On 31st December 1942 off North Cape, Norway, in the Barents Sea, Captain Sherbrooke in HMS Onslow was senior officer in command of destroyers escorting an important convoy for North Russia, when he made contact with a vastly superior enemy force-the cruiser Hipper and the pocket battleship Lutzow. Four times the enemy tried to attack the convoy but was forced back each time. Early in the action Captain Sherbrooke was seriously wounded in the face and temporarily blinded. Nevertheless, he continued to direct the ships under his command and even when the next senior officer had assumed control, he insisted on receiving all reports of the action until the convoy was out of danger. His actions-and the Nazi ships' failure to neutralize the convoy despite its superior force-were pivotal for Hitler's order to scrap the Kriegsmarine in the beginning of 1943.
The Sherbrooke plot at St Peter & St Paul Church, Oxton, Nottinghamshire consists of a number of crosses, the vast majority of which are the graves of serving naval officers. The decision was made to clean the entire plot given the heavy military presence. As Sherbrooke's great grand daughter was to be shortly married there, we cleaned the adjacent pathway too.
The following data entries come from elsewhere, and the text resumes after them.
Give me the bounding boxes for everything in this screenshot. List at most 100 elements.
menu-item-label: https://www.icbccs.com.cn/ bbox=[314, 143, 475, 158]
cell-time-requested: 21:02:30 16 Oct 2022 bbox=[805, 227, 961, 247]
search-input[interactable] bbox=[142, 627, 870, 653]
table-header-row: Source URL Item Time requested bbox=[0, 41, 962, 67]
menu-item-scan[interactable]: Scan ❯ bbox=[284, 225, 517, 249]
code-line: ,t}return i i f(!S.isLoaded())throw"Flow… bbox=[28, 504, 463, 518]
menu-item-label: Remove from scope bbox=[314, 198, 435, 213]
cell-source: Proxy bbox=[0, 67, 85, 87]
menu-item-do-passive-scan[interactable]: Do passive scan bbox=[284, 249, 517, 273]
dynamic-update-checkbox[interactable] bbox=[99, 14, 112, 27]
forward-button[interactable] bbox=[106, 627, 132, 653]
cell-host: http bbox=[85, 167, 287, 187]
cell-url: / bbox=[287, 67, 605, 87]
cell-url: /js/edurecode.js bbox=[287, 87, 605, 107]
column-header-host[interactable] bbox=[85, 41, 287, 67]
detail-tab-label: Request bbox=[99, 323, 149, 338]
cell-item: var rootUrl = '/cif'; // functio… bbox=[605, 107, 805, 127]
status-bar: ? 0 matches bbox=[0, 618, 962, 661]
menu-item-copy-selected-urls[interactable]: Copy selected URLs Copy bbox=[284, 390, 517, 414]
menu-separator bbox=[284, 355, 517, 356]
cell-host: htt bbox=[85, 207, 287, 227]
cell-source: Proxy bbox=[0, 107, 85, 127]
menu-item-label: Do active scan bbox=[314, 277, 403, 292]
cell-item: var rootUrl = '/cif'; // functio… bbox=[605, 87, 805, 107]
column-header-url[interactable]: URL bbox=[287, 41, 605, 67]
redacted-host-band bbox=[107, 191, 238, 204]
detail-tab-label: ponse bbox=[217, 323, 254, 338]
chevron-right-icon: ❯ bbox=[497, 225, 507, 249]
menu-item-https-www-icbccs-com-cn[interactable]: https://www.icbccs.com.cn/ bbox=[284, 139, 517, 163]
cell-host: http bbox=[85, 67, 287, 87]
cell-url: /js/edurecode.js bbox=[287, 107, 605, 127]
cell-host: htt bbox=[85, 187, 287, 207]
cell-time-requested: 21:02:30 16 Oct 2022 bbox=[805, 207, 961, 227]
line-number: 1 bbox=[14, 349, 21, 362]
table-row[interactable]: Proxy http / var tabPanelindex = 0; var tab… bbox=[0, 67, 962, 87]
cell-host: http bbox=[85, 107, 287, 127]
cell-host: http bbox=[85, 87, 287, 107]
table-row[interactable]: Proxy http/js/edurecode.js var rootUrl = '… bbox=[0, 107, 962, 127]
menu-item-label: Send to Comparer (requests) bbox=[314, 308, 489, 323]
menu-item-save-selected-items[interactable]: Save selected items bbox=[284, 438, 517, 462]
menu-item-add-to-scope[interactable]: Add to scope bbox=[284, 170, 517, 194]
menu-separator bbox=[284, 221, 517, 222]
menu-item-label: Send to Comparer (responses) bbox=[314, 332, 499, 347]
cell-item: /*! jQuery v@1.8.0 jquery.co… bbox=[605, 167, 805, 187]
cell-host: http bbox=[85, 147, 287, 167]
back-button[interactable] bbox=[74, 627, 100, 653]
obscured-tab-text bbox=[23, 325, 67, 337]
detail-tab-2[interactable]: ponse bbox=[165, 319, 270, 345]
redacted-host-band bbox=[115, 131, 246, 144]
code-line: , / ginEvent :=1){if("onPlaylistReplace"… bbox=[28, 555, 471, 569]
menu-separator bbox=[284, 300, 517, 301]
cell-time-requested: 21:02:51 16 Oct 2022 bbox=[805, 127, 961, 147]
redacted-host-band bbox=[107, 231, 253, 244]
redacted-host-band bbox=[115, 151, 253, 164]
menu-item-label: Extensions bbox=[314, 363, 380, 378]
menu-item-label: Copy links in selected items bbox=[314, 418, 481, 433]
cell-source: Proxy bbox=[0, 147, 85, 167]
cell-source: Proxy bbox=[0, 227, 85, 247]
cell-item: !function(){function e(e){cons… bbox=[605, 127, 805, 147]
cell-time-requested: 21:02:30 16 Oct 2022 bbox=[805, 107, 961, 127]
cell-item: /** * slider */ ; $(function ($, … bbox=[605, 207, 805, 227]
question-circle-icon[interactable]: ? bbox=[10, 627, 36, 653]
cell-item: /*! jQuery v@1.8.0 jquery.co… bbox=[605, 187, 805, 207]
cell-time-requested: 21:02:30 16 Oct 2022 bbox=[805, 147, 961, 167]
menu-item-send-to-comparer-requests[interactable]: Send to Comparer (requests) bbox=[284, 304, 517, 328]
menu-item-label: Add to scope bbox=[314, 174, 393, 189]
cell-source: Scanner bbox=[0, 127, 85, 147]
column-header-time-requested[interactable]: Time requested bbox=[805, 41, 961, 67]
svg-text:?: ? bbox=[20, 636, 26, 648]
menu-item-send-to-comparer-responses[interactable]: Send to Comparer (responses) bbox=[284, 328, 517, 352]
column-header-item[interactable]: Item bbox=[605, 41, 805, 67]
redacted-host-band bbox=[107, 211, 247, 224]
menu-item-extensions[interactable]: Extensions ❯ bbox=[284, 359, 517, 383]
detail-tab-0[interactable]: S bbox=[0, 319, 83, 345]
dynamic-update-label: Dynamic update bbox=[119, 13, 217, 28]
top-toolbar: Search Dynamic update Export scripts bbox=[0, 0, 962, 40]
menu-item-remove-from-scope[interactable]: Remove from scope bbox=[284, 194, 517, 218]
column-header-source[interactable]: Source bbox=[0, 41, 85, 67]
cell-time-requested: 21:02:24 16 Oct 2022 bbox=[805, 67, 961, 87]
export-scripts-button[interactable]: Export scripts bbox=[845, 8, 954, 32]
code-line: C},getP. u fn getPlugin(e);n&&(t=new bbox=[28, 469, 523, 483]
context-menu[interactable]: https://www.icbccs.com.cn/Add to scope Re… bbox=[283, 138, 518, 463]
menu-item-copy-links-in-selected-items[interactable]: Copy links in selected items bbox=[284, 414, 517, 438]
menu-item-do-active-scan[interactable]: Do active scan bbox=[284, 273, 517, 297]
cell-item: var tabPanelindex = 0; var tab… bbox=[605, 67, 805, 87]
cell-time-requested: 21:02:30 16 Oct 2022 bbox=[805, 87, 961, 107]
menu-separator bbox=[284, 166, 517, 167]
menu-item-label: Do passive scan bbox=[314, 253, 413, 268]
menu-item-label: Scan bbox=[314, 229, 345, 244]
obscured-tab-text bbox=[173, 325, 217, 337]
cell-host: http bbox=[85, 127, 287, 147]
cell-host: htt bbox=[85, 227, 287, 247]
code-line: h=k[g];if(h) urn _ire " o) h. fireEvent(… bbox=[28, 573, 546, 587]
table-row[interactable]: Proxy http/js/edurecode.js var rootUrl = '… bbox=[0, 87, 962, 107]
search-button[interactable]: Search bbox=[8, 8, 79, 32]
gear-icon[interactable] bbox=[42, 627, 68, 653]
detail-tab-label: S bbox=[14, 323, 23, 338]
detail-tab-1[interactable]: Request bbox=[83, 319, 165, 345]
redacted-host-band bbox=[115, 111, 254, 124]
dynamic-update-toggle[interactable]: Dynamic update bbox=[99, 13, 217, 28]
IN 2023 we returned to St Peter & St Paul Church as the memorial had begun to topple forwards into the grave and a crack in the column of the cross had widened. The team built a new base immediately behind the original and once the concrete had set a few weeks later we returned and gently eased the memorial on to its new plinth. The crack in the cross was then repaired and resealed utilising a stone compound.